By the way, speaking of insanely disingenuous, that would pretty much describe taking the solitary example of a tiny city state island like Taiwan and holding it up as some kind of definitive proof in favour of your argument, but hey, before you embarrass yourself further, check out this article that goes into depth about Taiwan and how SP has actually saved it money:

https://cdn1.sph.harvard.edu/wp-con...l_insurance_make_health_care_unaffordable.pdf

By the way, Australia introduced SP in 1984. Spain? 1963 with universality in 86, and they're far from the only ones that drafted SP systems significantly after WW2 passed.

Polling from earlier this year suggests Californians are no different from anyone else: single-payer is popular with them unless it raises their taxes... ...I love it!

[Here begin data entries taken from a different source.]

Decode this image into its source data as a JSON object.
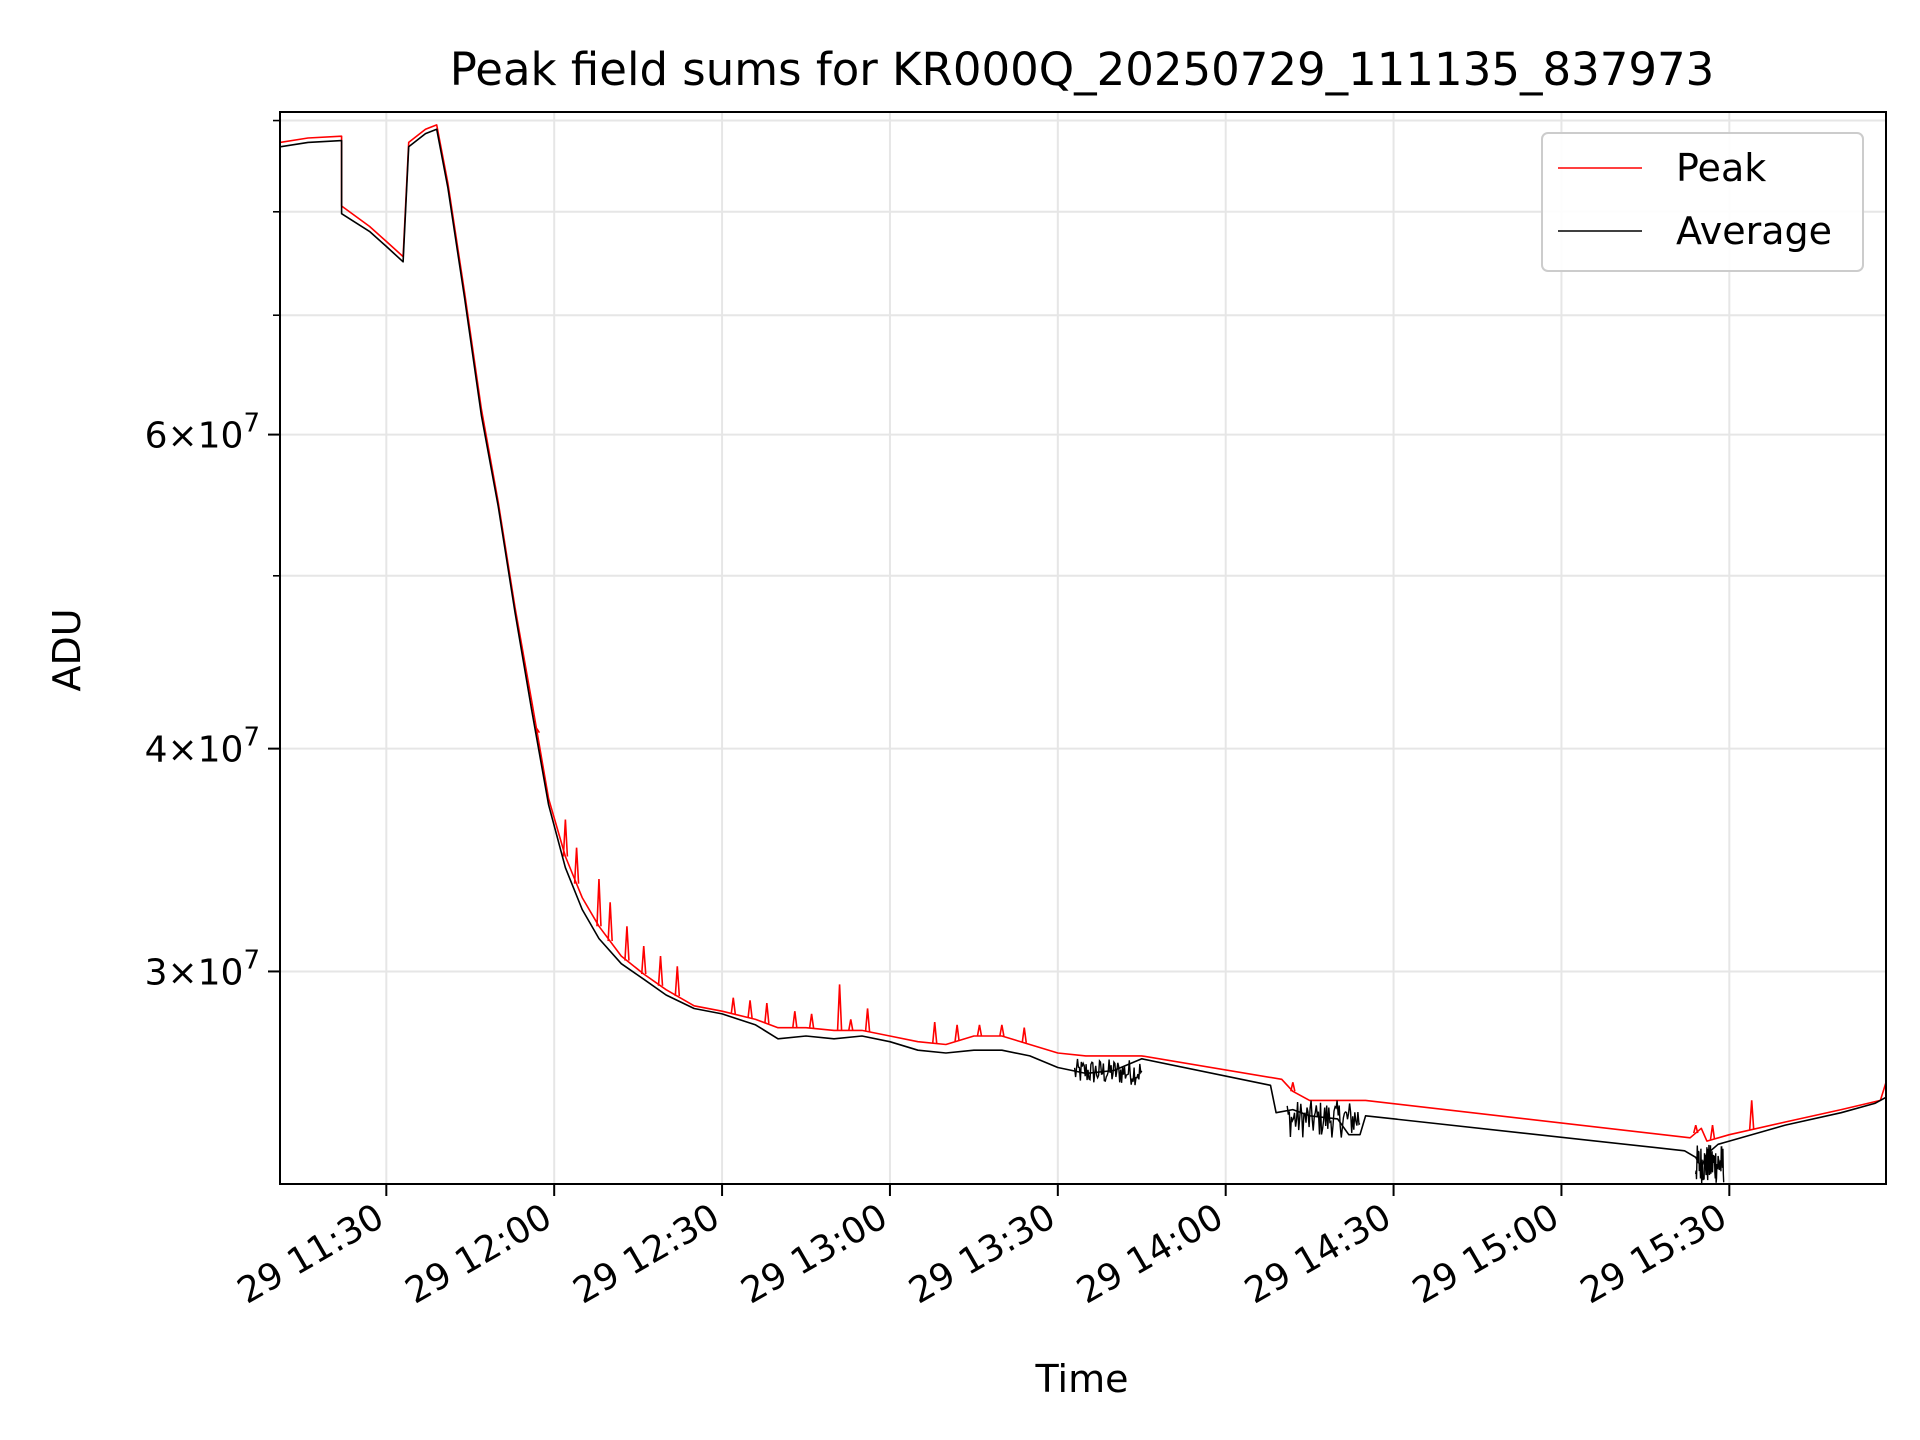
{
  "chart_data": {
    "type": "line",
    "title": "Peak field sums for KR000Q_20250729_111135_837973",
    "xlabel": "Time",
    "ylabel": "ADU",
    "y_scale": "log",
    "xlim": [
      "2025-07-29 11:11",
      "2025-07-29 15:58"
    ],
    "ylim": [
      22800000,
      91000000
    ],
    "grid": true,
    "legend_position": "top-right",
    "x_ticks": [
      {
        "t": "2025-07-29 11:30",
        "label": "29 11:30"
      },
      {
        "t": "2025-07-29 12:00",
        "label": "29 12:00"
      },
      {
        "t": "2025-07-29 12:30",
        "label": "29 12:30"
      },
      {
        "t": "2025-07-29 13:00",
        "label": "29 13:00"
      },
      {
        "t": "2025-07-29 13:30",
        "label": "29 13:30"
      },
      {
        "t": "2025-07-29 14:00",
        "label": "29 14:00"
      },
      {
        "t": "2025-07-29 14:30",
        "label": "29 14:30"
      },
      {
        "t": "2025-07-29 15:00",
        "label": "29 15:00"
      },
      {
        "t": "2025-07-29 15:30",
        "label": "29 15:30"
      }
    ],
    "y_major_ticks": [
      {
        "value": 30000000,
        "mantissa": "3",
        "base": "10",
        "exp": "7"
      },
      {
        "value": 40000000,
        "mantissa": "4",
        "base": "10",
        "exp": "7"
      },
      {
        "value": 60000000,
        "mantissa": "6",
        "base": "10",
        "exp": "7"
      }
    ],
    "y_minor_ticks": [
      50000000,
      70000000,
      80000000,
      90000000
    ],
    "series": [
      {
        "name": "Peak",
        "color": "#ff0000",
        "points": [
          [
            "2025-07-29 11:11",
            87500000
          ],
          [
            "2025-07-29 11:16",
            88000000
          ],
          [
            "2025-07-29 11:22",
            88200000
          ],
          [
            "2025-07-29 11:22",
            80600000
          ],
          [
            "2025-07-29 11:27",
            78500000
          ],
          [
            "2025-07-29 11:30",
            77000000
          ],
          [
            "2025-07-29 11:33",
            75500000
          ],
          [
            "2025-07-29 11:34",
            87500000
          ],
          [
            "2025-07-29 11:37",
            89000000
          ],
          [
            "2025-07-29 11:39",
            89500000
          ],
          [
            "2025-07-29 11:41",
            83000000
          ],
          [
            "2025-07-29 11:44",
            72000000
          ],
          [
            "2025-07-29 11:47",
            62000000
          ],
          [
            "2025-07-29 11:50",
            55000000
          ],
          [
            "2025-07-29 11:53",
            48000000
          ],
          [
            "2025-07-29 11:56",
            42500000
          ],
          [
            "2025-07-29 11:59",
            37500000
          ],
          [
            "2025-07-29 12:02",
            34800000
          ],
          [
            "2025-07-29 12:05",
            33000000
          ],
          [
            "2025-07-29 12:08",
            31800000
          ],
          [
            "2025-07-29 12:12",
            30600000
          ],
          [
            "2025-07-29 12:16",
            29900000
          ],
          [
            "2025-07-29 12:20",
            29300000
          ],
          [
            "2025-07-29 12:25",
            28700000
          ],
          [
            "2025-07-29 12:30",
            28500000
          ],
          [
            "2025-07-29 12:36",
            28200000
          ],
          [
            "2025-07-29 12:40",
            27900000
          ],
          [
            "2025-07-29 12:45",
            27900000
          ],
          [
            "2025-07-29 12:50",
            27800000
          ],
          [
            "2025-07-29 12:55",
            27800000
          ],
          [
            "2025-07-29 13:00",
            27600000
          ],
          [
            "2025-07-29 13:05",
            27400000
          ],
          [
            "2025-07-29 13:10",
            27300000
          ],
          [
            "2025-07-29 13:15",
            27600000
          ],
          [
            "2025-07-29 13:20",
            27600000
          ],
          [
            "2025-07-29 13:25",
            27300000
          ],
          [
            "2025-07-29 13:30",
            27000000
          ],
          [
            "2025-07-29 13:35",
            26900000
          ],
          [
            "2025-07-29 13:40",
            26900000
          ],
          [
            "2025-07-29 13:45",
            26900000
          ],
          [
            "2025-07-29 14:10",
            26100000
          ],
          [
            "2025-07-29 14:12",
            25700000
          ],
          [
            "2025-07-29 14:15",
            25400000
          ],
          [
            "2025-07-29 14:20",
            25400000
          ],
          [
            "2025-07-29 14:25",
            25400000
          ],
          [
            "2025-07-29 15:23",
            24200000
          ],
          [
            "2025-07-29 15:25",
            24500000
          ],
          [
            "2025-07-29 15:26",
            24100000
          ],
          [
            "2025-07-29 15:30",
            24300000
          ],
          [
            "2025-07-29 15:40",
            24700000
          ],
          [
            "2025-07-29 15:50",
            25100000
          ],
          [
            "2025-07-29 15:57",
            25400000
          ],
          [
            "2025-07-29 15:58",
            26000000
          ]
        ],
        "spikes": [
          [
            "2025-07-29 11:57",
            41000000
          ],
          [
            "2025-07-29 12:02",
            36500000
          ],
          [
            "2025-07-29 12:04",
            35200000
          ],
          [
            "2025-07-29 12:08",
            33800000
          ],
          [
            "2025-07-29 12:10",
            32800000
          ],
          [
            "2025-07-29 12:13",
            31800000
          ],
          [
            "2025-07-29 12:16",
            31000000
          ],
          [
            "2025-07-29 12:19",
            30600000
          ],
          [
            "2025-07-29 12:22",
            30200000
          ],
          [
            "2025-07-29 12:32",
            29000000
          ],
          [
            "2025-07-29 12:35",
            28900000
          ],
          [
            "2025-07-29 12:38",
            28800000
          ],
          [
            "2025-07-29 12:43",
            28500000
          ],
          [
            "2025-07-29 12:46",
            28400000
          ],
          [
            "2025-07-29 12:51",
            29500000
          ],
          [
            "2025-07-29 12:53",
            28200000
          ],
          [
            "2025-07-29 12:56",
            28600000
          ],
          [
            "2025-07-29 13:08",
            28100000
          ],
          [
            "2025-07-29 13:12",
            28000000
          ],
          [
            "2025-07-29 13:16",
            28000000
          ],
          [
            "2025-07-29 13:20",
            28000000
          ],
          [
            "2025-07-29 13:24",
            27900000
          ],
          [
            "2025-07-29 14:12",
            26000000
          ],
          [
            "2025-07-29 15:24",
            24600000
          ],
          [
            "2025-07-29 15:27",
            24600000
          ],
          [
            "2025-07-29 15:34",
            25400000
          ]
        ]
      },
      {
        "name": "Average",
        "color": "#000000",
        "points": [
          [
            "2025-07-29 11:11",
            87000000
          ],
          [
            "2025-07-29 11:16",
            87500000
          ],
          [
            "2025-07-29 11:22",
            87700000
          ],
          [
            "2025-07-29 11:22",
            79800000
          ],
          [
            "2025-07-29 11:27",
            78000000
          ],
          [
            "2025-07-29 11:30",
            76500000
          ],
          [
            "2025-07-29 11:33",
            75000000
          ],
          [
            "2025-07-29 11:34",
            87000000
          ],
          [
            "2025-07-29 11:37",
            88500000
          ],
          [
            "2025-07-29 11:39",
            89000000
          ],
          [
            "2025-07-29 11:41",
            82500000
          ],
          [
            "2025-07-29 11:44",
            71500000
          ],
          [
            "2025-07-29 11:47",
            61500000
          ],
          [
            "2025-07-29 11:50",
            54700000
          ],
          [
            "2025-07-29 11:53",
            47700000
          ],
          [
            "2025-07-29 11:56",
            42000000
          ],
          [
            "2025-07-29 11:59",
            37200000
          ],
          [
            "2025-07-29 12:02",
            34300000
          ],
          [
            "2025-07-29 12:05",
            32500000
          ],
          [
            "2025-07-29 12:08",
            31300000
          ],
          [
            "2025-07-29 12:12",
            30300000
          ],
          [
            "2025-07-29 12:16",
            29700000
          ],
          [
            "2025-07-29 12:20",
            29100000
          ],
          [
            "2025-07-29 12:25",
            28600000
          ],
          [
            "2025-07-29 12:30",
            28400000
          ],
          [
            "2025-07-29 12:36",
            28000000
          ],
          [
            "2025-07-29 12:40",
            27500000
          ],
          [
            "2025-07-29 12:45",
            27600000
          ],
          [
            "2025-07-29 12:50",
            27500000
          ],
          [
            "2025-07-29 12:55",
            27600000
          ],
          [
            "2025-07-29 13:00",
            27400000
          ],
          [
            "2025-07-29 13:05",
            27100000
          ],
          [
            "2025-07-29 13:10",
            27000000
          ],
          [
            "2025-07-29 13:15",
            27100000
          ],
          [
            "2025-07-29 13:20",
            27100000
          ],
          [
            "2025-07-29 13:25",
            26900000
          ],
          [
            "2025-07-29 13:30",
            26500000
          ],
          [
            "2025-07-29 13:35",
            26300000
          ],
          [
            "2025-07-29 13:40",
            26400000
          ],
          [
            "2025-07-29 13:45",
            26800000
          ],
          [
            "2025-07-29 14:08",
            25900000
          ],
          [
            "2025-07-29 14:09",
            25000000
          ],
          [
            "2025-07-29 14:12",
            25100000
          ],
          [
            "2025-07-29 14:15",
            24900000
          ],
          [
            "2025-07-29 14:20",
            24800000
          ],
          [
            "2025-07-29 14:22",
            24300000
          ],
          [
            "2025-07-29 14:24",
            24300000
          ],
          [
            "2025-07-29 14:25",
            24900000
          ],
          [
            "2025-07-29 15:22",
            23800000
          ],
          [
            "2025-07-29 15:24",
            23600000
          ],
          [
            "2025-07-29 15:25",
            23300000
          ],
          [
            "2025-07-29 15:26",
            23700000
          ],
          [
            "2025-07-29 15:28",
            24000000
          ],
          [
            "2025-07-29 15:30",
            24100000
          ],
          [
            "2025-07-29 15:40",
            24600000
          ],
          [
            "2025-07-29 15:50",
            25000000
          ],
          [
            "2025-07-29 15:56",
            25300000
          ],
          [
            "2025-07-29 15:58",
            25500000
          ]
        ],
        "noise_windows": [
          [
            "2025-07-29 13:33",
            "2025-07-29 13:45",
            25900000,
            26800000
          ],
          [
            "2025-07-29 14:11",
            "2025-07-29 14:24",
            24200000,
            25400000
          ],
          [
            "2025-07-29 15:24",
            "2025-07-29 15:29",
            22800000,
            24000000
          ]
        ]
      }
    ]
  }
}
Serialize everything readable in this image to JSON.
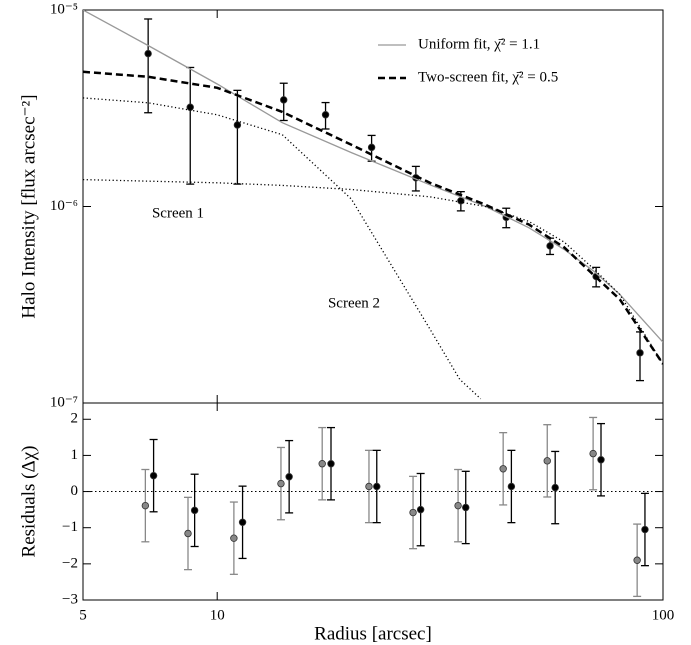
{
  "chart_data": [
    {
      "type": "line",
      "ylabel": "Halo Intensity [flux arcsec⁻²]",
      "xlim": [
        5,
        100
      ],
      "ylim": [
        1e-07,
        1e-05
      ],
      "xscale": "log",
      "yscale": "log",
      "xticks": [
        5,
        10,
        100
      ],
      "xticklabels": false,
      "yticks": [
        {
          "value": 1e-07,
          "label": "10⁻⁷"
        },
        {
          "value": 1e-06,
          "label": "10⁻⁶"
        },
        {
          "value": 1e-05,
          "label": "10⁻⁵"
        }
      ],
      "legend": "upper right",
      "annotations": [
        "Screen 1",
        "Screen 2"
      ],
      "series": [
        {
          "name": "Uniform fit, χ̄² = 1.1",
          "style": "solid",
          "color": "#999999",
          "x": [
            5,
            7,
            10,
            14,
            20,
            30,
            40,
            50,
            60,
            70,
            80,
            100
          ],
          "values": [
            1e-05,
            6.6e-06,
            4.2e-06,
            2.67e-06,
            1.88e-06,
            1.29e-06,
            1e-06,
            7.8e-07,
            6.05e-07,
            4.68e-07,
            3.57e-07,
            2.04e-07
          ]
        },
        {
          "name": "Two-screen fit, χ̄² = 0.5",
          "style": "dashed",
          "color": "#000000",
          "x": [
            5,
            7,
            10,
            14,
            20,
            30,
            40,
            50,
            60,
            70,
            80,
            100
          ],
          "values": [
            4.85e-06,
            4.57e-06,
            4.02e-06,
            3.03e-06,
            2.06e-06,
            1.32e-06,
            1.02e-06,
            8.1e-07,
            6.2e-07,
            4.47e-07,
            3.37e-07,
            1.58e-07
          ]
        },
        {
          "style": "dotted",
          "color": "#000000",
          "x": [
            5,
            7,
            10,
            14,
            20,
            30,
            35,
            39
          ],
          "values": [
            3.57e-06,
            3.37e-06,
            2.93e-06,
            2.32e-06,
            1.09e-06,
            2.38e-07,
            1.32e-07,
            1.05e-07
          ]
        },
        {
          "style": "dotted",
          "color": "#000000",
          "x": [
            5,
            10,
            14,
            20,
            30,
            40,
            50,
            60,
            70,
            80,
            100
          ],
          "values": [
            1.37e-06,
            1.32e-06,
            1.28e-06,
            1.22e-06,
            1.12e-06,
            1e-06,
            8.4e-07,
            6.6e-07,
            4.8e-07,
            3.57e-07,
            1.58e-07
          ]
        },
        {
          "style": "points",
          "color": "#000000",
          "x": [
            7.0,
            8.7,
            11.1,
            14.1,
            17.5,
            22.2,
            27.9,
            35.2,
            44.5,
            55.8,
            70.8,
            88.8
          ],
          "values": [
            6e-06,
            3.2e-06,
            2.6e-06,
            3.49e-06,
            2.93e-06,
            2e-06,
            1.4e-06,
            1.07e-06,
            8.8e-07,
            6.3e-07,
            4.4e-07,
            1.8e-07
          ],
          "errors": [
            3e-06,
            1.9e-06,
            1.3e-06,
            7.5e-07,
            4.5e-07,
            3e-07,
            2e-07,
            1.2e-07,
            1e-07,
            6e-08,
            5e-08,
            5e-08
          ]
        }
      ]
    },
    {
      "type": "scatter",
      "xlabel": "Radius [arcsec]",
      "ylabel": "Residuals (Δχ)",
      "xlim": [
        5,
        100
      ],
      "ylim": [
        -3,
        2.45
      ],
      "xscale": "log",
      "xticks": [
        5,
        10,
        100
      ],
      "yticks": [
        {
          "value": -3,
          "label": "−3"
        },
        {
          "value": -2,
          "label": "−2"
        },
        {
          "value": -1,
          "label": "−1"
        },
        0,
        1,
        2
      ],
      "hline": 0,
      "series": [
        {
          "color": "#888888",
          "x": [
            6.9,
            8.6,
            10.9,
            13.9,
            17.2,
            21.9,
            27.5,
            34.7,
            43.8,
            55.0,
            69.7,
            87.5
          ],
          "values": [
            -0.39,
            -1.16,
            -1.29,
            0.22,
            0.77,
            0.14,
            -0.58,
            -0.39,
            0.63,
            0.85,
            1.05,
            -1.9
          ],
          "errors": [
            1,
            1,
            1,
            1,
            1,
            1,
            1,
            1,
            1,
            1,
            1,
            1
          ]
        },
        {
          "color": "#000000",
          "x": [
            7.2,
            8.9,
            11.4,
            14.5,
            18.0,
            22.8,
            28.6,
            36.1,
            45.7,
            57.3,
            72.6,
            91.1
          ],
          "values": [
            0.44,
            -0.52,
            -0.85,
            0.41,
            0.77,
            0.14,
            -0.5,
            -0.44,
            0.14,
            0.11,
            0.88,
            -1.05
          ],
          "errors": [
            1,
            1,
            1,
            1,
            1,
            1,
            1,
            1,
            1,
            1,
            1,
            1
          ]
        }
      ]
    }
  ]
}
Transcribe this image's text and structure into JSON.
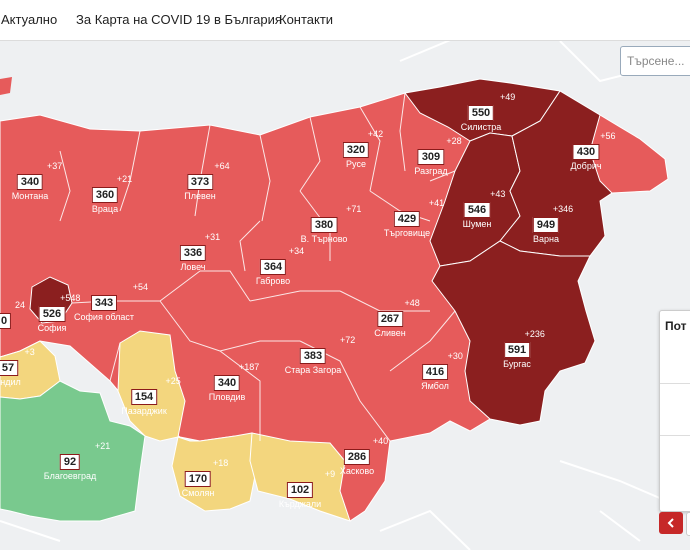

No you don't; I mean **** man, your biggest argument against it wasn't the cost so much as the impact it would have on insurers, provider and supplier margins, then trying to humanize it by talking about it in terms of jobs, as if falling salaries among their industries and layoffs of even tens of thousands, somehow outweighs the healthcare access of millions of Americans. Please.

As for SP polling, 70% of CA residents support it, and 58% support it after hearing opposition arguments: https://www.commondreams.org/newswi...-70-californians-support-ca-medicare-all-bill

Even if I assume the poll mentioned in the LA times is correct though, what truly matters is whether support exceeds opposition (which it didn't mention).